Monitoring und Logging¶
Im Monolith reichte eine Log-Datei. Mit Microservices haben wir Dutzende von Logs auf verschiedenen Servern. Wir führten zentralisiertes Logging über den ELK Stack (Elasticsearch, Logstash, Kibana) und eine Correlation ID ein — eine eindeutige Anfrage-Kennung, die durch alle Dienste wandert.
Testing¶
Unit-Tests blieben unkompliziert. Integrationstests wurden jedoch komplexer — man braucht laufende abhängige Dienste. Wir führten Consumer-Driven Contract Testing mit der Pact-Bibliothek ein: Jeder Dienst definiert einen Vertrag für seine API und Konsumenten validieren ihn in ihren eigenen Tests.
Technologie-Stack¶
- Spring Boot — schneller Start für einen neuen Dienst, Embedded Tomcat, Auto-Konfiguration
- Netflix OSS — Eureka (Discovery), Hystrix (Circuit Breaker), Ribbon (Load Balancing)
- RabbitMQ — asynchrones Messaging zwischen Diensten
- PostgreSQL — jeder Dienst hat sein eigenes Schema oder eine eigene Datenbank
- ELK Stack — zentralisiertes Logging und Monitoring
- Jenkins — CI/CD-Pipeline für jeden Dienst einzeln
Ergebnisse nach sechs Monaten¶
Wir extrahierten fünf Dienste aus dem Monolithen: Benachrichtigungen, Reporting, Datenimport, Authentifizierung und Dokumentenverwaltung. Das Deployment eines einzelnen Dienstes dauert Minuten statt Stunden. Das Team ist in Squads aufgeteilt — jedes Squad besitzt 1–2 Dienste End-to-End.

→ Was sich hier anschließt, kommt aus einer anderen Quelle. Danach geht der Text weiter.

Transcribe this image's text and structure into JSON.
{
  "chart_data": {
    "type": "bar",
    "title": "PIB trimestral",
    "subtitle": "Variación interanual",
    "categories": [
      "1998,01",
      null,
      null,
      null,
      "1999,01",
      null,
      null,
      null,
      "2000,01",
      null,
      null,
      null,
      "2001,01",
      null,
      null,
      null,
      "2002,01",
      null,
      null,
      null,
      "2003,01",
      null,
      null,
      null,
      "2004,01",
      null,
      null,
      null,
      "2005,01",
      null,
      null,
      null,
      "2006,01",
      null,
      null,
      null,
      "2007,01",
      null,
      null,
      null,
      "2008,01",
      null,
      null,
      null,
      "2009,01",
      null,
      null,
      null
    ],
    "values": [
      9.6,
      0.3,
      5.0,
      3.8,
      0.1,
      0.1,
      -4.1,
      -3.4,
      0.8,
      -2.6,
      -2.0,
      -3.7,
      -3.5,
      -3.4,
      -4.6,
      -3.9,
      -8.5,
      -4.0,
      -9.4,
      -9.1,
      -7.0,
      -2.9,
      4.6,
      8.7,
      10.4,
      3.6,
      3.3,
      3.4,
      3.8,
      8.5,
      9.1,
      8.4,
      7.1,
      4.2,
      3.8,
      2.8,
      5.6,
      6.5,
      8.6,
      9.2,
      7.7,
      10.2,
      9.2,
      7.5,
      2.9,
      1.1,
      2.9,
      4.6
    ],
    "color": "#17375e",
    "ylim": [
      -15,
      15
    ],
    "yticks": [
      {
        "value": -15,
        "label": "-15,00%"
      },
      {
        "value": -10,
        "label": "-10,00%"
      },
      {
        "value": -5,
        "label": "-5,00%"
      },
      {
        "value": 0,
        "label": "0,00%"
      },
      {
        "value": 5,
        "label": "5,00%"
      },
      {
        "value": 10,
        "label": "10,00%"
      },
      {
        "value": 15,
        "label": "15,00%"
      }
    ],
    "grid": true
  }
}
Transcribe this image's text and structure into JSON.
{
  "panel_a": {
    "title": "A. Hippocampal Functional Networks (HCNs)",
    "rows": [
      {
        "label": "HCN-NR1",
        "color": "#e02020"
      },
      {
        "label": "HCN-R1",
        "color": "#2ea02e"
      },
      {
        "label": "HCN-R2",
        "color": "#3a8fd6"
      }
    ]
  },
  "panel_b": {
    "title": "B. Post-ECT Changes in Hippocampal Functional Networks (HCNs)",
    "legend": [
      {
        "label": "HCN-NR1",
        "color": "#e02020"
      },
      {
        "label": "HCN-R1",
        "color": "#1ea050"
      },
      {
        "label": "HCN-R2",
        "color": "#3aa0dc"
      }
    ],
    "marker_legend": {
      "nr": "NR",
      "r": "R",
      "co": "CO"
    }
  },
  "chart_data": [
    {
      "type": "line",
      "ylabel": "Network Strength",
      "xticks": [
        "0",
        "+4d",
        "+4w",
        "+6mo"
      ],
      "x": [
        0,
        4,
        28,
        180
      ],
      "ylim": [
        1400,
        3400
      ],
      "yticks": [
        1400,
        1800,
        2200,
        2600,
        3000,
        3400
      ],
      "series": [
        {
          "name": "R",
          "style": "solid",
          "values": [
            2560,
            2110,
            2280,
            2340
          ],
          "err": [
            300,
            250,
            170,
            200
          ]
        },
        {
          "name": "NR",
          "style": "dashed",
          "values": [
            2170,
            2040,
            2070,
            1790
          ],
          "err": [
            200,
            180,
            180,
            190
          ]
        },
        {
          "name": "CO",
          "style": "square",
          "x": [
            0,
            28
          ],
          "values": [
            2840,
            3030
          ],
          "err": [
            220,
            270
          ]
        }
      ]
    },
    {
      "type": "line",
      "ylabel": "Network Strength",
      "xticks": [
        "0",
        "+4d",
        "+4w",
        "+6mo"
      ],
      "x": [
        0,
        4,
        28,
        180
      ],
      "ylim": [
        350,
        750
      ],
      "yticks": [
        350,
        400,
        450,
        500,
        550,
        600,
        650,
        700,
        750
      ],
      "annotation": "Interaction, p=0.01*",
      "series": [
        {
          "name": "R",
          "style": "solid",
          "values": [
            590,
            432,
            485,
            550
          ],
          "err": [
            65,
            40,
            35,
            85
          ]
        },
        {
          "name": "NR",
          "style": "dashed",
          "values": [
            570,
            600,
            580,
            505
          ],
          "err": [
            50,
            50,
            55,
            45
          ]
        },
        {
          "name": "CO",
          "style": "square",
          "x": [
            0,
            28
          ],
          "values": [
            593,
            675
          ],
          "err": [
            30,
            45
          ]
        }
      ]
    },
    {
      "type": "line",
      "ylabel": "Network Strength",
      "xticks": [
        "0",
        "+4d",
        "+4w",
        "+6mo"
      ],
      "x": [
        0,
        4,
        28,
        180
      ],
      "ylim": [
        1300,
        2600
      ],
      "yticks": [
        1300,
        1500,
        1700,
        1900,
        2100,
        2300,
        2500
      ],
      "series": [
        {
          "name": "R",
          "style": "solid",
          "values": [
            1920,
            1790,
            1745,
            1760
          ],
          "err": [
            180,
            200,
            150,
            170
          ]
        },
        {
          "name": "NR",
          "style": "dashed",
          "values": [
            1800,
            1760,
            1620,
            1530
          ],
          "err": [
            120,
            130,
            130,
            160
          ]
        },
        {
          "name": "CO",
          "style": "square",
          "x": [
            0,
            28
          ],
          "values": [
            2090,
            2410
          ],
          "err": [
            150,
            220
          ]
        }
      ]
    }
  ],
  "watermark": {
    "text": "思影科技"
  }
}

Die Deployment-Frequenz stieg von einem Deployment pro Monat auf mehrere pro Woche für jeden Dienst. Ein Bug im Reporting bedeutet nicht mehr, dass das gesamte System ausfällt — andere Dienste laufen weiter.
Wann Microservices keinen Sinn ergeben¶
Microservices sind keine Wunderwaffe. Für ein kleines Team (2–3 Entwickler) ist der Overhead enorm — man betreibt ein verteiltes System mit allem, was dazugehört. Wenn man keine klaren Grenzen zwischen Domänen hat, endet man mit einem „verteilten Monolithen” — dem Schlimmsten aus beiden Welten.
Unsere Empfehlung: Starten Sie mit einem Monolithen, aber mit einer sauberen modularen Struktur. Wenn Sie den Schmerz spüren — langsame Deployments, organisatorische Reibung, die Notwendigkeit, nur einen Teil des Systems zu skalieren — dann extrahieren Sie.
Microservices sind eine organisatorische und technische Veränderung¶
Der Übergang zu Microservices dreht sich nicht nur um Technologie — es ist eine Veränderung der Art und Weise, wie das Team arbeitet. Conway’s Law gilt: Die Architektur eines Systems spiegelt die Struktur der Organisation wider. Wenn Sie unabhängige Dienste wollen, brauchen Sie unabhängige Teams.
Für uns war es der richtige Schritt. Aber wir würden ihn nur unter der Bedingung wiederholen, dass wir ein ausreichend großes Team und klare Domänengrenzen haben.